Cuestión de grises

Espacio Z – Por Indra Kishinchand

La primera vez que me encontré frente a la eternidad le pregunté si duraría para siempre; me miró sorprendida y se largó. Sería una pregunta demasiado estúpida o la mía un alma excesivamente confusa, pero la realidad es que entonces aprendí que las cuestiones más obvias se responden con el silencio. Mientras todos esperamos a que suene la voz que confirme la evidencia, esta se burla de nosotros a propósito y con ganas de vernos sangrar hasta que gritemos fuego.

Así fue como también entendí que cuando te regalan la eternidad, te la prestan. Te la envuelven en sonrisa ácida, en mentiras ajenas, y pretenden que la devuelvas intacta y sin heridas. Lo que ellos no saben es que de la guerra se vuelve con la cicatriz de un papel blanco, de una historia mal contada o con poesía murmurando en la garganta; que es imposible regresar sin rasguños y enviar la vida en cuatro frases por correo postal. Lo más seguro es que lo sepan y lo olviden, como hice yo con las ganas.

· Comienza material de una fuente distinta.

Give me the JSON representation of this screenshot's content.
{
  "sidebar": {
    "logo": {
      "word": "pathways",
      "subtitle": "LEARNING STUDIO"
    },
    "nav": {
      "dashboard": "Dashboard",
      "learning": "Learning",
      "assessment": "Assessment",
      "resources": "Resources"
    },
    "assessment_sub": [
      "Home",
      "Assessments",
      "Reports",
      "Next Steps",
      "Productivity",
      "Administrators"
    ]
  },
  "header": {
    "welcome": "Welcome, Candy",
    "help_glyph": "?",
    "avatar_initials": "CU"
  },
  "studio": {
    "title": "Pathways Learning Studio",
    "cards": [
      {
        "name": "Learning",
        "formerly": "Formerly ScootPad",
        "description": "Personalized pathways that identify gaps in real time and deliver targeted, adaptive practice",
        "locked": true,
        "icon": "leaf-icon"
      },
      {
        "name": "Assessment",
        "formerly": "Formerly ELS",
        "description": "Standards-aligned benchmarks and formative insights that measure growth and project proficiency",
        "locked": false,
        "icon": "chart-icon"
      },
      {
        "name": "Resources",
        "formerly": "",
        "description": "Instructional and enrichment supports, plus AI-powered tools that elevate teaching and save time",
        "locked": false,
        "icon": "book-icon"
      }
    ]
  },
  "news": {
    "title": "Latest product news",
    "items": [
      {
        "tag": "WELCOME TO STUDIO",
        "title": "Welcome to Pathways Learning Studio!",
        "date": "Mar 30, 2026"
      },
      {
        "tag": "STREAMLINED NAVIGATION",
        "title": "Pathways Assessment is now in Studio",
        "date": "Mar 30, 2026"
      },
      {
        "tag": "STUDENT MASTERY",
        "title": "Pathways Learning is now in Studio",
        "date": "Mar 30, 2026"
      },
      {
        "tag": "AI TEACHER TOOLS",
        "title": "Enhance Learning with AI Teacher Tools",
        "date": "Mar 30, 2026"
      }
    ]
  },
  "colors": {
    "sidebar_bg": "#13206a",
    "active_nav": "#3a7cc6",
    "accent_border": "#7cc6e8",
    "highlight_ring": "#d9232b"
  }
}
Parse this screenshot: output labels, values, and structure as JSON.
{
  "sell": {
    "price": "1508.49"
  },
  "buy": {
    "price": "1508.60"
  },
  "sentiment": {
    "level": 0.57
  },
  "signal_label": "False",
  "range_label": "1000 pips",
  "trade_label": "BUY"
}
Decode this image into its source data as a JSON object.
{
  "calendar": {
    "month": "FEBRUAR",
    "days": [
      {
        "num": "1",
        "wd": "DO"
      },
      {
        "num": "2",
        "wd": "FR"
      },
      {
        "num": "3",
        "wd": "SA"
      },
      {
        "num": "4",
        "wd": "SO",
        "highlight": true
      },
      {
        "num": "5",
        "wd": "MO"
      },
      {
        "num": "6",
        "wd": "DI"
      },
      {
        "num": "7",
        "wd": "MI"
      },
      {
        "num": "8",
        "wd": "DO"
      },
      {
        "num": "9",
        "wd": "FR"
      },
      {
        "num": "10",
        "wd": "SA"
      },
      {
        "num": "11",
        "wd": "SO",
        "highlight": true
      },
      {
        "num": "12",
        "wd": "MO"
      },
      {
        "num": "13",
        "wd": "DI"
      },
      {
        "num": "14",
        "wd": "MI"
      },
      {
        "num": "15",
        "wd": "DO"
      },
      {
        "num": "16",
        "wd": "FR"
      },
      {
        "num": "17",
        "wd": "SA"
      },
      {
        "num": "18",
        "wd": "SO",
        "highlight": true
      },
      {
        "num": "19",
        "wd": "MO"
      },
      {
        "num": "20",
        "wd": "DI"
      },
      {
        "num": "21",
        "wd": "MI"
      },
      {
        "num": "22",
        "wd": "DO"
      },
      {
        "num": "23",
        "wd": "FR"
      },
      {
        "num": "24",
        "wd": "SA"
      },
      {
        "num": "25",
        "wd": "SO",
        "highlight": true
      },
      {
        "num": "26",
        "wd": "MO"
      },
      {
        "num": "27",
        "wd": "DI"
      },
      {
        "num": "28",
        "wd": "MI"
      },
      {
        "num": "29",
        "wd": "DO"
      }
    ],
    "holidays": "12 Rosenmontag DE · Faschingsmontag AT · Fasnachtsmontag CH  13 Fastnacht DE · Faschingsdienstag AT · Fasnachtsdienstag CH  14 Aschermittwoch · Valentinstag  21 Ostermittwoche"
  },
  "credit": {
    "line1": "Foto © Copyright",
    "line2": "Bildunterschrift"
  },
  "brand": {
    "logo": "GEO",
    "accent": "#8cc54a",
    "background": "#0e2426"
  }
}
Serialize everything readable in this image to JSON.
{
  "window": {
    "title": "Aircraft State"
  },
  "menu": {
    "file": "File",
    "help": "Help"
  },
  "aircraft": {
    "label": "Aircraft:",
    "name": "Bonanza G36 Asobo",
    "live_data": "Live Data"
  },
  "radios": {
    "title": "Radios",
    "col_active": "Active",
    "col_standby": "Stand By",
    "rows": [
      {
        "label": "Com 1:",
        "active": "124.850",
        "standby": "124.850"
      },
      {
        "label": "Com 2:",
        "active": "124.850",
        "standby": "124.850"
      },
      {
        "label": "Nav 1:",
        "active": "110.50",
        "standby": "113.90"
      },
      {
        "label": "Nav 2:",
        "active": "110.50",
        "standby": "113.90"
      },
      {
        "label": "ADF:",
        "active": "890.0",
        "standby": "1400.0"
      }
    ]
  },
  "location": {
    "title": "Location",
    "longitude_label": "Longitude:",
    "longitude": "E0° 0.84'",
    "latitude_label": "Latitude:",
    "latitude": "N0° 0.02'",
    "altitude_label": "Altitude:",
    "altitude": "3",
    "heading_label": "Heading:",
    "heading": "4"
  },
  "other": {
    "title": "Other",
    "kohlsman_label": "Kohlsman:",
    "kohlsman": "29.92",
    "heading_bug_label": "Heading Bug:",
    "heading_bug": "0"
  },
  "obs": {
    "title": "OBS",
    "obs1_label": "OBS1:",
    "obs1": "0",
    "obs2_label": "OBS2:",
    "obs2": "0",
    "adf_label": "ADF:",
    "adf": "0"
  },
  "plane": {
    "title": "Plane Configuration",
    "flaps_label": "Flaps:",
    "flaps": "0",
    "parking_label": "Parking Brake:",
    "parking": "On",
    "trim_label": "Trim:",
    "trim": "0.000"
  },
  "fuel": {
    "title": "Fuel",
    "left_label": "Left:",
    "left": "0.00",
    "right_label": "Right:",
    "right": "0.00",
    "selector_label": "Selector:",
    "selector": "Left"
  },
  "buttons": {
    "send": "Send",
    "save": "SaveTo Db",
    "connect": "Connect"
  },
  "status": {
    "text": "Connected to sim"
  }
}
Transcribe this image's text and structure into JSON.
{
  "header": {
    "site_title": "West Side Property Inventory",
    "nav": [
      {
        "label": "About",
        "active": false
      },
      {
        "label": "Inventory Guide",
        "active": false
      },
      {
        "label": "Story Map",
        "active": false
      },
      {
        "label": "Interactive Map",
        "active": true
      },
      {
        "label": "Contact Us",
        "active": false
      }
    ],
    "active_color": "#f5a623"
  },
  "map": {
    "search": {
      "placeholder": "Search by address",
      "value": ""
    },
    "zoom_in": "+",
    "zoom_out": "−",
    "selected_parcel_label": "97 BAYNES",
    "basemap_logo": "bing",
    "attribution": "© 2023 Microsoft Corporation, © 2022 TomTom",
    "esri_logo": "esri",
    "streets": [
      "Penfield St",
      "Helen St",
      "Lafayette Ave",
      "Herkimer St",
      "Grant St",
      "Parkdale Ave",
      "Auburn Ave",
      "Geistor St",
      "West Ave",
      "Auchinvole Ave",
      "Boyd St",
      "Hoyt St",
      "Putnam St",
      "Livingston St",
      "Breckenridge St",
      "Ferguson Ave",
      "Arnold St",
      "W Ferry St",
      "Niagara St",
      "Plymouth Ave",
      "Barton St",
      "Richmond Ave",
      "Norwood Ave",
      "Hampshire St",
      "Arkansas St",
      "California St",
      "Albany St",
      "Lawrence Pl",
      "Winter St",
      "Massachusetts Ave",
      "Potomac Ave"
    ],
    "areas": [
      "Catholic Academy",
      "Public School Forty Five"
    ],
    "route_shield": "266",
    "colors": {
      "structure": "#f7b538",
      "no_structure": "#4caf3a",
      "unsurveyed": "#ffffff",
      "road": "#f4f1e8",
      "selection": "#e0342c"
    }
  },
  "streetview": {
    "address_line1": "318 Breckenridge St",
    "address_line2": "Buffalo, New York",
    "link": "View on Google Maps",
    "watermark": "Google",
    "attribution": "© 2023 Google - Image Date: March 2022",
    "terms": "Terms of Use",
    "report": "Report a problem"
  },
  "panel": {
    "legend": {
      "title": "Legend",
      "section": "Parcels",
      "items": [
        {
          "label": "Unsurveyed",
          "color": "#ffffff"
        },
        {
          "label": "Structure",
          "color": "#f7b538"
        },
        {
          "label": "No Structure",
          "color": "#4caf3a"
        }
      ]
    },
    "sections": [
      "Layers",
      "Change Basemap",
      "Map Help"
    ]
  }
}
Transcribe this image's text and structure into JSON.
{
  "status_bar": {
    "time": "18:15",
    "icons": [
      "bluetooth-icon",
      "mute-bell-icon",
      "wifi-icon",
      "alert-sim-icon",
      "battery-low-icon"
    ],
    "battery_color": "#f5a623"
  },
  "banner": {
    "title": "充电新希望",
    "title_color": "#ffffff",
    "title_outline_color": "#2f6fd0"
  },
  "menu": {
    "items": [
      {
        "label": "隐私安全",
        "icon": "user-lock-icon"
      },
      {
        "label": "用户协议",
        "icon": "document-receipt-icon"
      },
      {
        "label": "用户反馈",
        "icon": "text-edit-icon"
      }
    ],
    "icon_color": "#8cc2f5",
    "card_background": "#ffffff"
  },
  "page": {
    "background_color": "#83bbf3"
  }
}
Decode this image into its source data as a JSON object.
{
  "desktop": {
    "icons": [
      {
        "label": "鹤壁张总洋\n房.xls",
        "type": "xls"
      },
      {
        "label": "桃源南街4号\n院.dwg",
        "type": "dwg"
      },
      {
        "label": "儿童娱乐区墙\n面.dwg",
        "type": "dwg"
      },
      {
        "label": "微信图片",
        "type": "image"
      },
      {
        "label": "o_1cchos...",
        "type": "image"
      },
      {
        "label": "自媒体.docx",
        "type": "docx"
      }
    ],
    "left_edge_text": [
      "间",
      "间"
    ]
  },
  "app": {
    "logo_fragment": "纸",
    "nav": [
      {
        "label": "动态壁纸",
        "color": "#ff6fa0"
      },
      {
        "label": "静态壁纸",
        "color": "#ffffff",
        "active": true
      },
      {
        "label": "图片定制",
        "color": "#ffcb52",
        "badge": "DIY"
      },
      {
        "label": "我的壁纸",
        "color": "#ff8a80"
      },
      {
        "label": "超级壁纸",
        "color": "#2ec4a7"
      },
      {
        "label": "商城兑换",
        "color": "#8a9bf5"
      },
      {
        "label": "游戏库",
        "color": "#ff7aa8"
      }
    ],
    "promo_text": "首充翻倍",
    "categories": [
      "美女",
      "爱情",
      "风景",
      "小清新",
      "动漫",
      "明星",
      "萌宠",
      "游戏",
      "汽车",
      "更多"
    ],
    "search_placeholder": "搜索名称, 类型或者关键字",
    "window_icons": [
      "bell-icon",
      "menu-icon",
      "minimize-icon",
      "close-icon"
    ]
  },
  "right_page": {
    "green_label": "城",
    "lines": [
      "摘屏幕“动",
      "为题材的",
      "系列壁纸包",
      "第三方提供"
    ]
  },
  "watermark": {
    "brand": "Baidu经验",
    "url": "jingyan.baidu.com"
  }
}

Por eso, al descubrir que la inmortalidad era perpetua, sin principio sucesión o fin, decidí que no la quería para mí. Fue una determinación tan dura y tan estúpida que preferí no compartirla; la guardé al igual que se hace con las cosas buenas y fingí que las decisiones de otros habían sido mías. Empecé a vivir como si las casualidades me pertenecieran hasta que me di cuenta de que aún no había comprendido el significado de un adiós.